A continuing Moore's law is only one factor in the emergence of AGI. It's possible the current progress of GPUs today is sufficient to run AGI given advancements in software.

> unlikely to get a 100% kill

I don't take much comfort in 99% of the human race dying, and the remaining 1% living in constant fear of being next. (Substitute 99:1 ratio with whichever you please.)

> it will die if we die

Why would you think this? Certainly an AGI that is 10x more intelligent than homo sapiens would be able to leapfrog Boston Dynamics's technology level by decades or perhaps centuries.

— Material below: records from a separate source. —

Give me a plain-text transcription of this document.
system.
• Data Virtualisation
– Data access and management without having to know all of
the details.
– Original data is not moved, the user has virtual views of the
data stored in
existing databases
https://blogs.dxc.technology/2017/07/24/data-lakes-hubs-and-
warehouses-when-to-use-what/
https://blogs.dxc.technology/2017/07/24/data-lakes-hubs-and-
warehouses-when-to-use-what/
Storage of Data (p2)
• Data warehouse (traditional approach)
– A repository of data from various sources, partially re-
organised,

> could not do it without an extended program of experimentation and development

We're in that extended program period now. But when the AI can write its successors better and faster than we can, we should expect the iteration cycle to shorten exponentially upon each iteration, hence the short time to liftoff.

The progress of GPUs themselves has already hit the wall (look at the pricing of the 40-series.) We need to switch to something other than 2-d silicon structures if hardware progress is going to be great again.

I'll grant that there are 1-3 orders of magnitude gain possible from better models as it seems really silly to use floats to encode the kind of knowledge that language models have and we are just starting to understand how that knowledge is represented in that kind of system.

Insofar as the thing develops something like Drexler's nanotechnology it will develop it first, not call up some rando to make an order from a DNA synthesis house.

That in particular is part of Yudkowsky's M.O. in that, like a 419 letter, he inserts a lot of garbage into everything he writes designed to drive away real rational thinkers because he is looking for followers for a cult that is some mash-up of L. Ron Hubbard, Teilhard de Chardin, and H. P. Lovecraft. That's the whole point of Sequences: the smart people realize it is crap, the not-so-smart people struggle with it and think it is profound.

I had to google "what's a 419 letter" but now I get it. Wow, I thought I was smart but I'm in the "not-so-smart people struggle with it and think it is profound." group today.
Here's the exact text for 5 and 6 from the video:

"It emails out some instructions to one of those labs that'll synthesize DNA and synthesize proteins from the DNA and get some proteins mailed to a you.

A hapless human somewhere who gets paid a bunch of money to mix together some stuff they got in the mail, you know like smart people will not do this for any sum of money, but many people are not smart.

They build the ribosome but the ribosome that builds things out of covalently bonded diamondoid instead of proteins folding up and held together by Van Der Waals forces builds tiny diamondoid bacteria. The diamondoid bacteria replicate using atmospheric carbon hydrogen oxygen nitrogen and sunlight and you know a couple of days later everybody on earth falls over dead in the same second.

That's the disaster scenario if it's as smart as I am. If it's smarter it might think of a better way to do things but it can at least think of that. "

If you were talking about diamonoid technology in 1995 that would be appropriate to the time but as much as I like Drexler's Nanosystems as a blueprint for what a discussion of advanced manufacturing systems looks like, it has by no means aged well.